In the UberPool service, Uber sends a request to a driver and then the computer tries to find another rider along the route set by the first rider. If the computer finds a match, the driver veers from this route to pick up and deliver rider 2 before or after delivering rider 1. Often a second rider is not found and the driver eats the discount. At other times, the second rider is far off course and the driver eats the cost of collecting the second rider. After one of the riders is dropped off, the system can add another second rider. According to Zeno’s law, potentially, the first rider might never arrive at their destination but in reality, in this market, the pool rider rides alone.

Why does Uber tell the world they shouldn’t tip drivers? (Lyft doesn’t do this.) Some riders, for instance, adolescents don’t have the money and they’re riding on a parent’s credit card. Most riders are habitually ungenerous and the system doesn’t allow drivers enough time to evaluate riders before accepting a request.   A dollar or two from riders who work cleaning hotels or clerking at Walmart feels precious to me. I’ve given my tips to homeless people I pass on the road and to other drivers and hotel door men, a campaign to seed generosity in my world, which a materialist would call insane.

Uber isn’t capable of generosity, it’s a computer program and its perfection envisions driverless cars. The system attempts to manipulate drivers as if we are machines, perhaps in anticipation of future  robotic cars that render drivers unnecessary. It’s an illogical idea. In the first place, franchises of robotic car owners couldn’t take advantage of existing assets. All the cars would have to be purchased and maintained by the franchise. Uber is an effective public transit in Southern California because it is a technology that uses cars and existing drivers. Besides that, the business is based on drivers using a software program, not the other way around.

Transportation wanks undervalue the social aspect although Uber’s marketing exploits it: Riders and drivers are both randomly connecting with other human beings and in doing so, they are discovering their own humanity and the perspectives of others. A typical public expectation about Uber’s drivers is still in formulation. Riders do not know what to expect but they are learning to treat drivers with respect because, that is the way drivers treat riders–as peers. This isn’t the dynamic with taxis. Yet, I hesitate to suggest to others that they should become Uber drivers because driving for long periods in traffic is stressful. The driver’s mind is forced to stay alert to things constantly moving around the car, it’s similar to conditions described to me by someone  deployed in Iraq.

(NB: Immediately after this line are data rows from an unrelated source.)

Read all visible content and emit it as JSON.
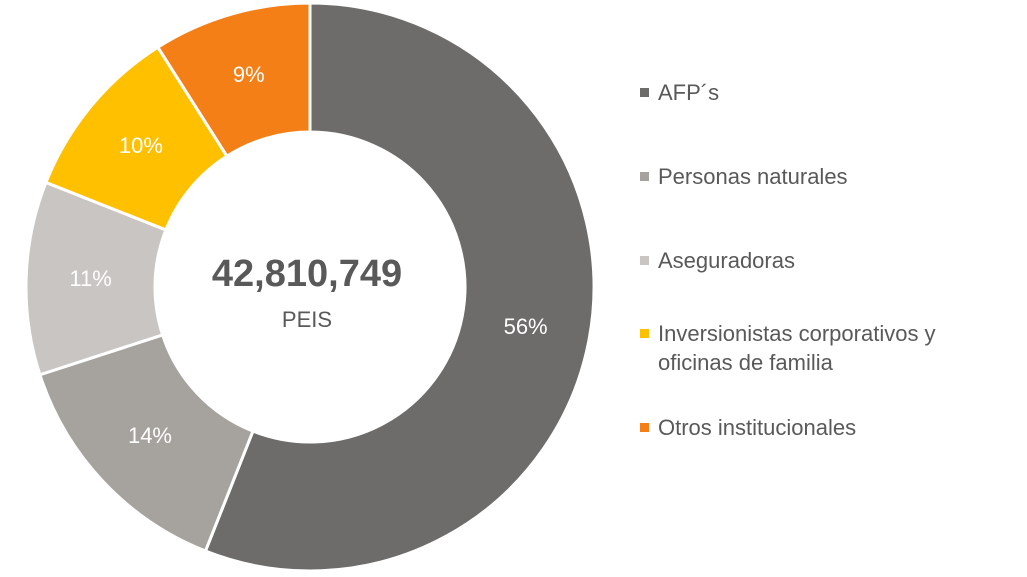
{
  "chart_data": {
    "type": "donut",
    "center_title": "42,810,749",
    "center_subtitle": "PEIS",
    "categories": [
      "AFP´s",
      "Personas naturales",
      "Aseguradoras",
      "Inversionistas corporativos y oficinas de familia",
      "Otros institucionales"
    ],
    "values": [
      56,
      14,
      11,
      10,
      9
    ],
    "value_labels": [
      "56%",
      "14%",
      "11%",
      "10%",
      "9%"
    ],
    "colors": [
      "#6d6c6a",
      "#a6a29e",
      "#c8c5c2",
      "#ffc000",
      "#f47f17"
    ],
    "legend": "right"
  }
}
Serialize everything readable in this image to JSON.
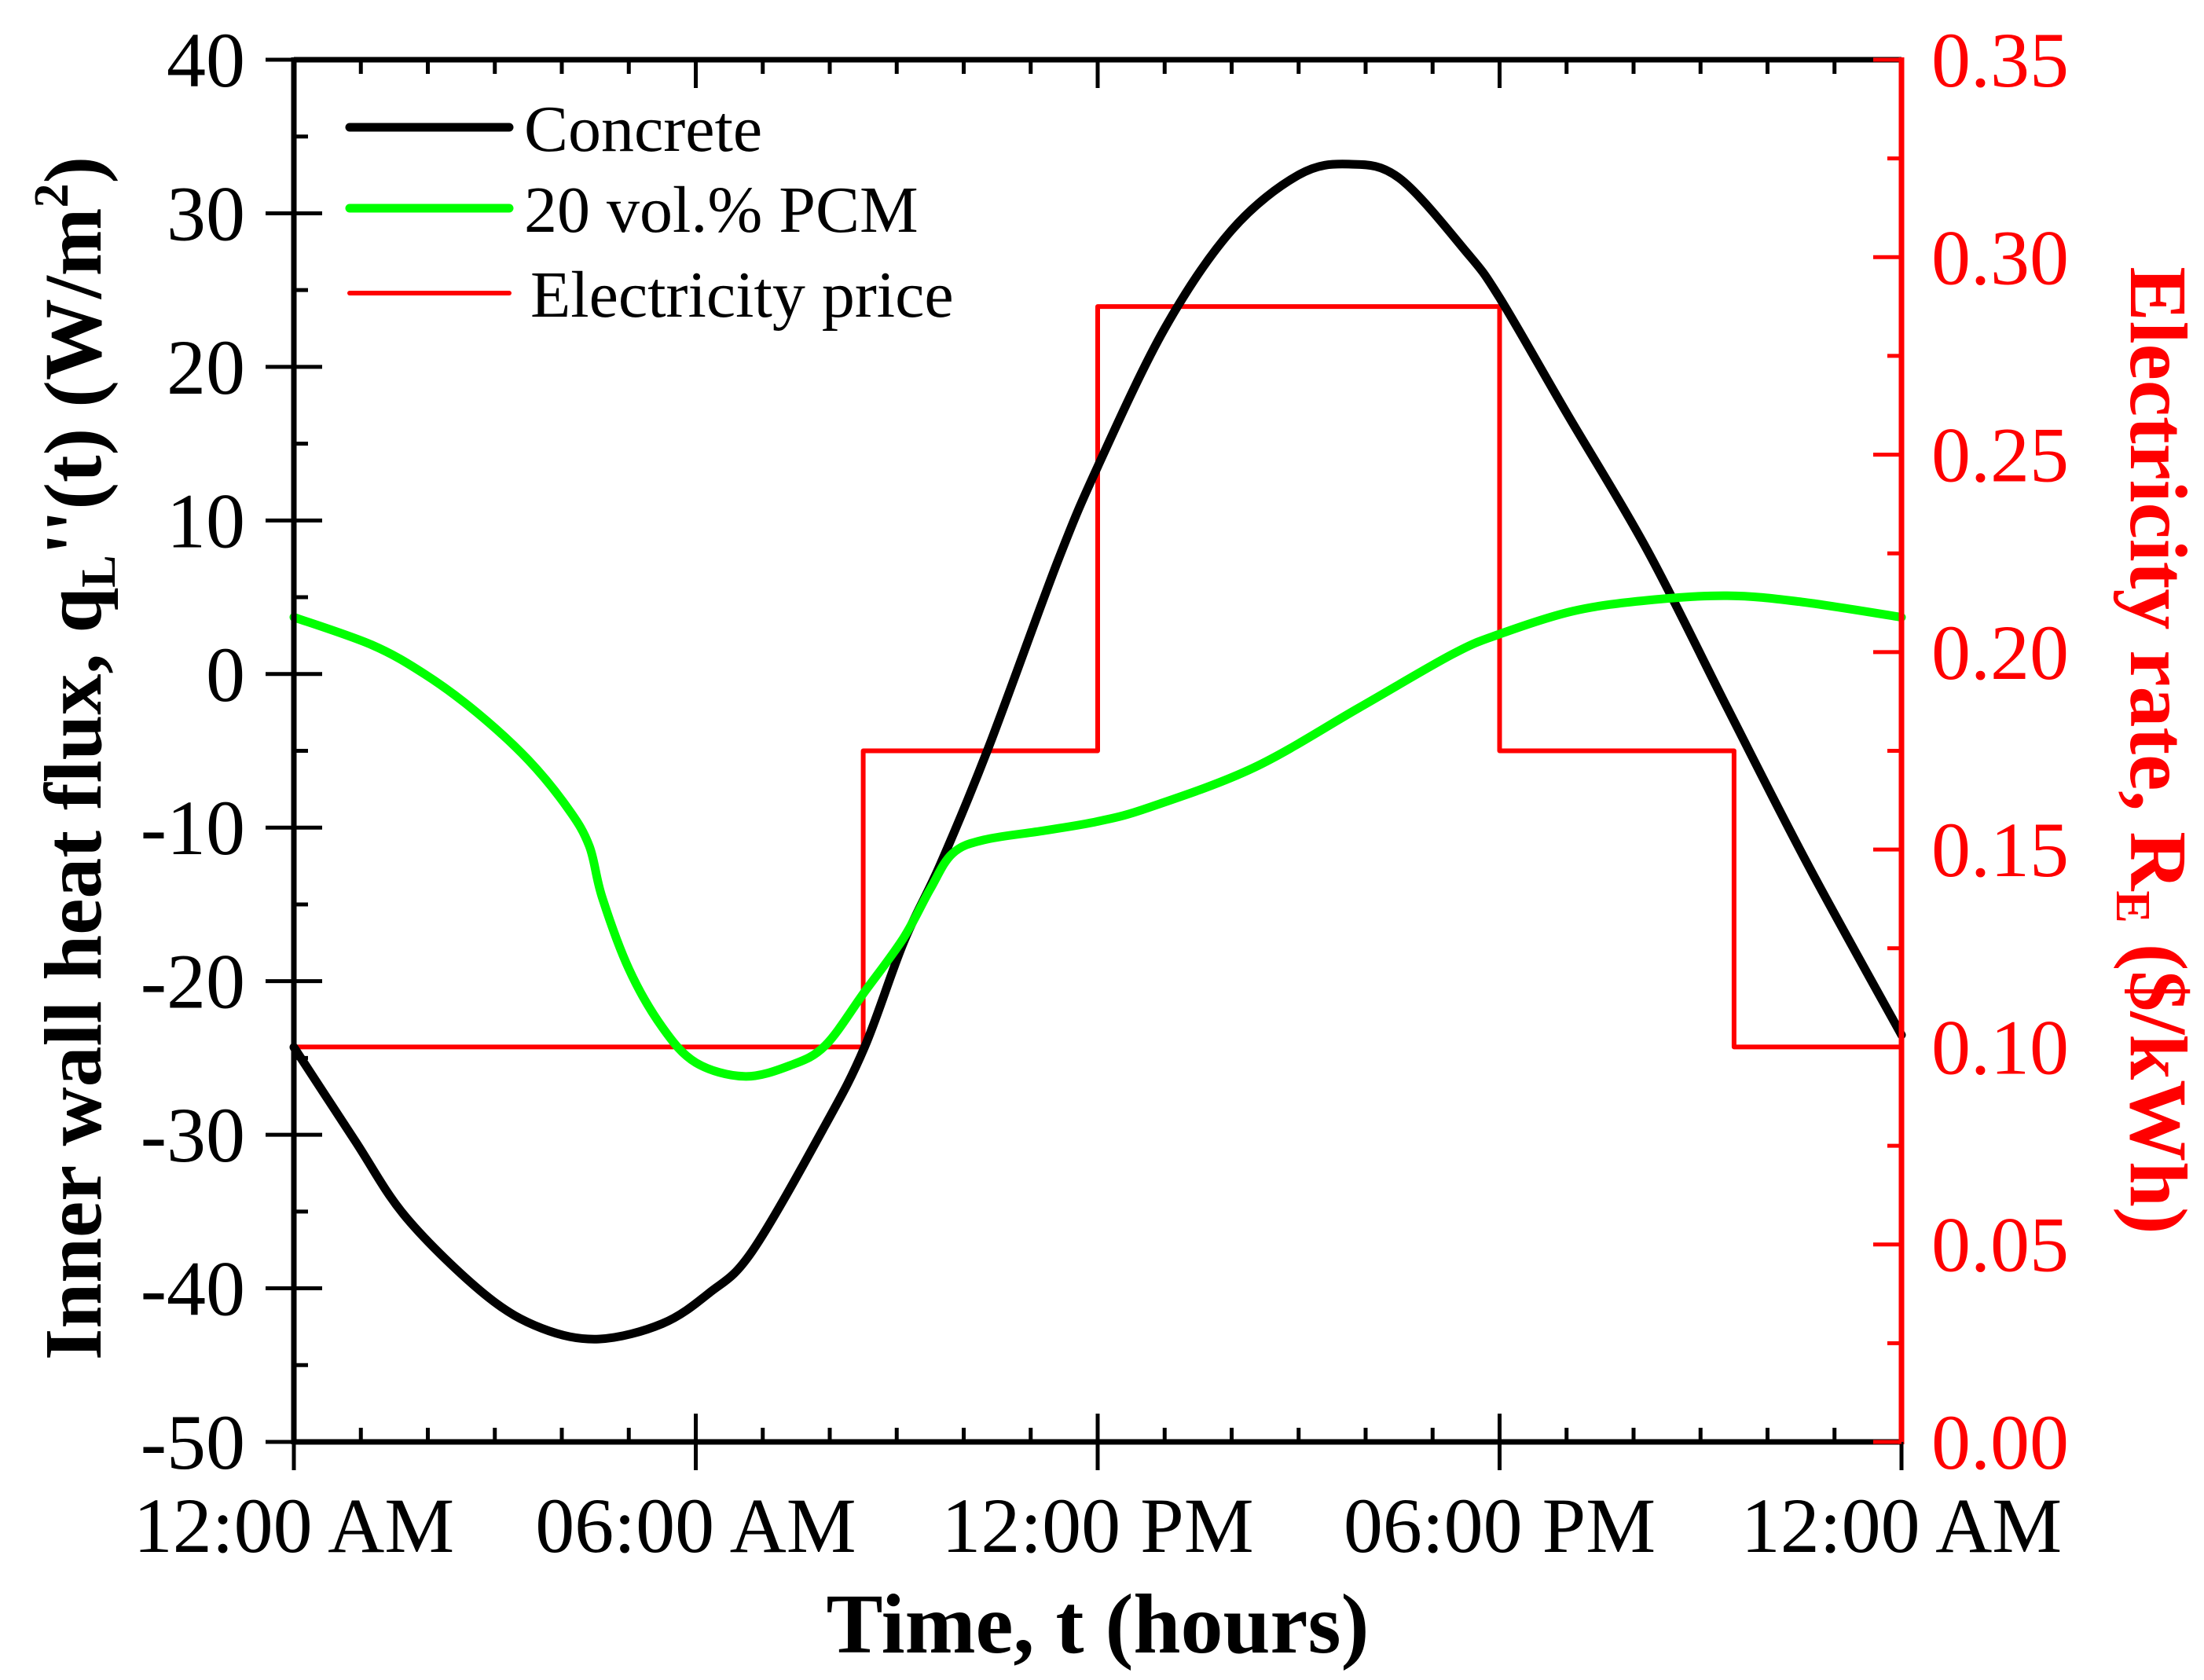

One night last week, after driving for ten hours, returning home, I threw my tips out the window in disgust. The feeling was worth it and I don’t miss the money. If I’d refused the money as I wanted to, the rider would likely have penalized me with a low rating.

In last night’s commuter traffic on I-5, i drove a marine from SAN to his apartment deep in Pendleton, It was like driving into Palm Desert fifty years ago. He told me about being on patrol and some of his buddies including some that died. His military dialect and manner of speaking were as perfectly performed as if he’d trained to talk the way he did. (James Joyce) got this.

Human beings connect with others in Ubers, taxis, elevators, trains and airliners. In all these experiences, there’s a stress-inducing element, an element of risk and relatively small physical space. A survey might show people choose Uber over taxis for economic reasons, however, my riders have told me they have been surprised to find that Uber drivers lifted their spirits, while taxis hadn’t. Affordability. yes. But when riders enjoy being in the company of Uber drivers, that experience is as important as the cost savings. The computer program that drivers and riders use to connect is necessary but the least important contribution to the uber experience. Technology is necessary to make ridesharing possible but drivers will ultimately shape and the business.